Figure 1. The P. falciparum life cycle: no shortage of Ab targets.

The P. falciparum life cycle in humans includes the asymptomatic liver stage; the blood stage which causes disease; and the sexual gametocyte blood stage which infects mosquitoes that transmit the parasite. Infection begins when Anopheles mosquitos inject sporozoites into the skin and blood (a) which migrate to the liver and invade a small number of hepatocytes (b). Each sporozoite gives rise to thousands of asexual parasites called merozoites (c). ~1 week after hepatocyte invasion merozoites exit the liver into the bloodstream and begin a 48 hr cycle (d) of RBC invasion, replication, RBC rupture, and merozoite release (e). Once inside RBCs the parasite exports variant surface antigens (VSAs) such as PfEMP1 to the RBC surface. VSAs mediate binding of iRBCs to the microvascular endothelium of various organs (f) and placental tissue (g) allowing parasites to avoid splenic clearance and promoting the inflammation and circulatory obstruction associated with clinical syndromes such as cerebral malaria (coma) and pregnancy-associated malaria. VSA-mediated rosetting (binding of iRBCs to RBCs) may also contribute to disease (h). A small number of blood-stage parasites differentiate into sexual gametocytes (i) which are taken up by mosquitos (j) where they differentiate into gametes that fuse to form a motile zygote, the ookinete (k), where meiosis occurs. The ookinete crosses the midgut wall and forms an oocyst (l) that develops into sporozoites that enter the mosquito salivary gland to complete the life cycle (a).

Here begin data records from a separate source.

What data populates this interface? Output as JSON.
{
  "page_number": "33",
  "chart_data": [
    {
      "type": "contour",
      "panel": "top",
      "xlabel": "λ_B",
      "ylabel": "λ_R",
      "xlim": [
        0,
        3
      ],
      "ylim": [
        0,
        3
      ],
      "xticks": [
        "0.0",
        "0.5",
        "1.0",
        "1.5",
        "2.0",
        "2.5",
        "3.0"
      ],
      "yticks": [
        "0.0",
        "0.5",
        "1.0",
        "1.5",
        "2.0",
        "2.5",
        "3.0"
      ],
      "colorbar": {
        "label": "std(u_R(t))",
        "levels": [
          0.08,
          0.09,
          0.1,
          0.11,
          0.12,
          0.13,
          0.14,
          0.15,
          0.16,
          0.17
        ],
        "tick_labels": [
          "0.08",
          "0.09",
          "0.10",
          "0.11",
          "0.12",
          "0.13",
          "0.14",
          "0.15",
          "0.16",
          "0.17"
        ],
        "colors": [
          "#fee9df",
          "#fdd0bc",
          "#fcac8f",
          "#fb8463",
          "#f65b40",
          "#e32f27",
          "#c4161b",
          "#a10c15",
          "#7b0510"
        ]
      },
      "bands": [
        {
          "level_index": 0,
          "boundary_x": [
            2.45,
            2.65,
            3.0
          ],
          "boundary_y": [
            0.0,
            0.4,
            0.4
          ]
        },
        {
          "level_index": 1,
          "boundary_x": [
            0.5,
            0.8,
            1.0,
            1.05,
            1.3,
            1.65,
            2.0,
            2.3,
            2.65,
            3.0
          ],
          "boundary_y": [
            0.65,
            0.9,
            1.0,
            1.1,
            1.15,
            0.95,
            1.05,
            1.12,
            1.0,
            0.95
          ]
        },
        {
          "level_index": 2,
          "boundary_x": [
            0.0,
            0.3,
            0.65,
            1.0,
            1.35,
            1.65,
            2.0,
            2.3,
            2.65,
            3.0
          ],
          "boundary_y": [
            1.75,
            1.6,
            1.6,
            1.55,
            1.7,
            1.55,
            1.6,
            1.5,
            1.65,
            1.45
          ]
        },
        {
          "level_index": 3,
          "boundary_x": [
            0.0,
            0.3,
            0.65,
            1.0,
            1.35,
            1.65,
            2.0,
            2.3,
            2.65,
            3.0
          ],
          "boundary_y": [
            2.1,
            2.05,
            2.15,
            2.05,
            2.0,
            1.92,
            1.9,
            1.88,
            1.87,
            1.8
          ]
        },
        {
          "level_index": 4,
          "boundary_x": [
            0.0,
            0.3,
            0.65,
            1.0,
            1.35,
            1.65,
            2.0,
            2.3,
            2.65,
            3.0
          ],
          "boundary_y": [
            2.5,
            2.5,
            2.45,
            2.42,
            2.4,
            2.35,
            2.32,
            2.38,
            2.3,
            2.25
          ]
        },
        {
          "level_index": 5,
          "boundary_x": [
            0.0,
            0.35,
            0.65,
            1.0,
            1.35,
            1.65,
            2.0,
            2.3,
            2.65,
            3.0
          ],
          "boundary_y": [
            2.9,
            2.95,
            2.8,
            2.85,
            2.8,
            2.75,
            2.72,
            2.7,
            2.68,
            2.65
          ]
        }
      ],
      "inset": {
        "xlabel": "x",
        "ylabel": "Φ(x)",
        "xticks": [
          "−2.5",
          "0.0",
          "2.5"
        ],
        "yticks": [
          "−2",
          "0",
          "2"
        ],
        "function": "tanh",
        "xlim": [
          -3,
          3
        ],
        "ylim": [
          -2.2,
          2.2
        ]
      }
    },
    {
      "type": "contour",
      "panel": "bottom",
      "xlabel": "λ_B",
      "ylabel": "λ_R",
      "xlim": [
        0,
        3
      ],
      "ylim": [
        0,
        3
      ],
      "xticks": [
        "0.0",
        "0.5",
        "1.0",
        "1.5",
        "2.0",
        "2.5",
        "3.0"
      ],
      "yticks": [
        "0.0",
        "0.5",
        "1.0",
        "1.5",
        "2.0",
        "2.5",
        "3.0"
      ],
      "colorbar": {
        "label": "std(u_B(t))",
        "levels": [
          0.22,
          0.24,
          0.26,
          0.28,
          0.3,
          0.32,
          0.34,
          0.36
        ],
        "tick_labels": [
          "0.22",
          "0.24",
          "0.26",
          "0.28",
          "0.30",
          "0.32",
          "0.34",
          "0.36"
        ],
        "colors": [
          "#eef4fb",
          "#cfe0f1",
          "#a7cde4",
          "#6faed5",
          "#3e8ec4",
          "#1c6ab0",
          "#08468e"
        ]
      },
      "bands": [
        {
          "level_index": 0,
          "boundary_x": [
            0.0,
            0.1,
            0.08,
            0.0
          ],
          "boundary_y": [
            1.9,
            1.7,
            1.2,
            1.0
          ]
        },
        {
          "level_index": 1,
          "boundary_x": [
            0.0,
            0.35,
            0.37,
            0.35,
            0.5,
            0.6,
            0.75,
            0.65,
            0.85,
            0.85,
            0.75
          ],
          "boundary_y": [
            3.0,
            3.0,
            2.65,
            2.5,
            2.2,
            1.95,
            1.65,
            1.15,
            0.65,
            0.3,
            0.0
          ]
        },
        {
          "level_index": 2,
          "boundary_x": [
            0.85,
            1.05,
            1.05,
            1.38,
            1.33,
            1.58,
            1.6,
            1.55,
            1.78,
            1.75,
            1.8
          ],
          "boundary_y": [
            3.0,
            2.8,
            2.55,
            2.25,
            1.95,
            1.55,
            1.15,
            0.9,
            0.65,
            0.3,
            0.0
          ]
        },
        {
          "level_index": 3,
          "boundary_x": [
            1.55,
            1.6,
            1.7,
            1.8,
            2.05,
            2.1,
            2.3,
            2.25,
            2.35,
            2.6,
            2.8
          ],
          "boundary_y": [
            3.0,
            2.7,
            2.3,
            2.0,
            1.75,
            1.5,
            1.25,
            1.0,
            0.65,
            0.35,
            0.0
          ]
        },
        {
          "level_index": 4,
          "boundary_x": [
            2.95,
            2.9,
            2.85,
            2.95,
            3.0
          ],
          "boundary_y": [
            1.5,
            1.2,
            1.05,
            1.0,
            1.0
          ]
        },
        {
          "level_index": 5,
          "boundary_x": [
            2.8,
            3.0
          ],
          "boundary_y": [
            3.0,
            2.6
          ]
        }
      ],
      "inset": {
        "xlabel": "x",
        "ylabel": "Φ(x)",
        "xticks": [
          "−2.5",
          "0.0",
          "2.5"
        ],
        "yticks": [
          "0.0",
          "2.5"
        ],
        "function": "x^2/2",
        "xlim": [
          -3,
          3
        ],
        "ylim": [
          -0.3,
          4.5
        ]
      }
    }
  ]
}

Abs that sterilely protect by neutralizing sporozoites (a) and/or blocking hepatocyte invasion (b) are rarely if ever acquired through natural infection (4). Abs induced by the RTS,S vaccine target the circumsporozoite (CS) protein on the sporozoite surface (98) and correlate with sterile protection in malaria-naïve adults (99); but in African children RTS,S generally protects against disease not infection and the correlation between Abs and protection is less clear (100, 101). Abs are a key component of naturally-acquired blood stage immunity (7) but the Ag targets and mechanisms of protection are incompletely understood and likely multifaceted. Abs may contribute to protection by clearing merozoites (102) and iRBCs (e) through opsonization (103) or complement-mediated lysis (104); inhibiting merozoite invasion of RBCs (d) (105); and/or blocking adhesion of iRBCs to vascular endothelium (f) (106). Non-neutralizing Abs may contribute to protection through Ab-dependent monocyte-(107) or NK cell-mediated cytotoxicity. Blood stage vaccines have focused primarily on generating Abs to merozoite proteins but with limited success (54, 108), probably due to Ag polymorphism (14, 108) and redundant RBC invasion pathways (109). Of note, the conserved merozoite protein PfRh5 appears to be essential for RBC invasion (80) and may be susceptible to vaccine-inducible cross-strain neutralizing Ab (110). Protection from pregnancy-associated malaria correlates with IgG specific for VAR2CSA, a conserved protein which mediates adherence to placental tissue (g) (111). Vaccine-induced Abs targeting Ags on gametocytes and gametes that are ingested with the blood meal (i–l) could prevent parasite development in the mosquito and block or reduce transmission (112).